This is a ROS package that publishes continuous control inputs from an OyMotion GForce armband to a ROS topic. For publishing OyMotion data directly to ROS, see here. This package uses the LibEMG library to process the data for use in robotics applications.
It is a modification of the snake game demo, which uses the Thalmic Labs Myo armband by default. The Myo armband is no longer available, but fortunately, LibEMG supports the OyMotion band as well. Please see Example 1 from the LibEMG documentation for the original game.
To use the GForce armband, plug in the bluetooth dongle and switch the armband on while charged.
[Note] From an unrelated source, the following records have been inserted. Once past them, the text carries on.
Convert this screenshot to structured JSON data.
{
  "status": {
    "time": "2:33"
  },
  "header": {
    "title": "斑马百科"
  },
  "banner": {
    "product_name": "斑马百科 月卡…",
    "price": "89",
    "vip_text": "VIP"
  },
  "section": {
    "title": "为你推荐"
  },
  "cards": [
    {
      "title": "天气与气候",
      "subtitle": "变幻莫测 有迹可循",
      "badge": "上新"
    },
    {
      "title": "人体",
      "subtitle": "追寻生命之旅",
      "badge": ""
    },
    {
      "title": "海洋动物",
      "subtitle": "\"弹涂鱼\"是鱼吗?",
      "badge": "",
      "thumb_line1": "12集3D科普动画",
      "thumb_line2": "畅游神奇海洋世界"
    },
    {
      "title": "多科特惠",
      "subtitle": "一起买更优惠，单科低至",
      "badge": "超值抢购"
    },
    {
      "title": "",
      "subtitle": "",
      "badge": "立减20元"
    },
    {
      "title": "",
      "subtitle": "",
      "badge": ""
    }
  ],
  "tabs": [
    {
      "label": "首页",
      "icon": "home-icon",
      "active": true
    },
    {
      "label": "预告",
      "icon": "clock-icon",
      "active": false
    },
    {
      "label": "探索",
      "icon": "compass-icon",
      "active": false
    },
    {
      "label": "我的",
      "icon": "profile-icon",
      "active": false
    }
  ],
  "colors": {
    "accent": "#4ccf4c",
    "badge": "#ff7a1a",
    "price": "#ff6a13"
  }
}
To use this package, clone it into a valid catkin workspace and build it (not really necessary, but might help keep everything together if there is more development in ROS around it). Then
- Install LibEMG v0.0.1 with
pip3 install libemg==0.0.1
. Version 1.0.2 (latest at the time of this writing) does not support the OyMotion band. - The GForce python interface requires BluePy, so install BluePy.
- To run everything without root privileges, set capabilities as described here.
sudo setcap cap_net_raw+e <PATH>/bluepy-helper
sudo setcap cap_net_admin+eip <PATH>/bluepy-helper
- Install other dependencies:
sudo apt-get install python3-pil python3-pil.imagetk python3-tk
pip3 install pygame
- Start
roscore
in a terminal, and navigate to the package and runtrain.py
in a separate terminal.
python3 train.py
This will open a menu that takes training data for hand open/close, wrist flexion/extension, and no motion (click "Train"), saves it in a /data directory, and then publishes predicted classes to a ROS topic with a GUI we added to check the quality of classification (click "Classify"). The training GUI is the same as in the snake game demo example. A video of training and testing with the GUI is on YouTube here.
To stream the topic to terminal,
rostopic echo /emg
- If already trained, the classifier can be run as a rosnode:
rosrun libemg_ros classify_rosnode.py
The topic name, message contents, and log filename can be changed in classify_rosnode.py
where the publisher is defined. By default, data will be stored with a timestamp in the filename.
Note: The output-dir option in curl might not work with all versions of curl. To make a quick start more likely without debugging version issues, the training images that would have been downloaded automatically on the first execution of the original script are included here.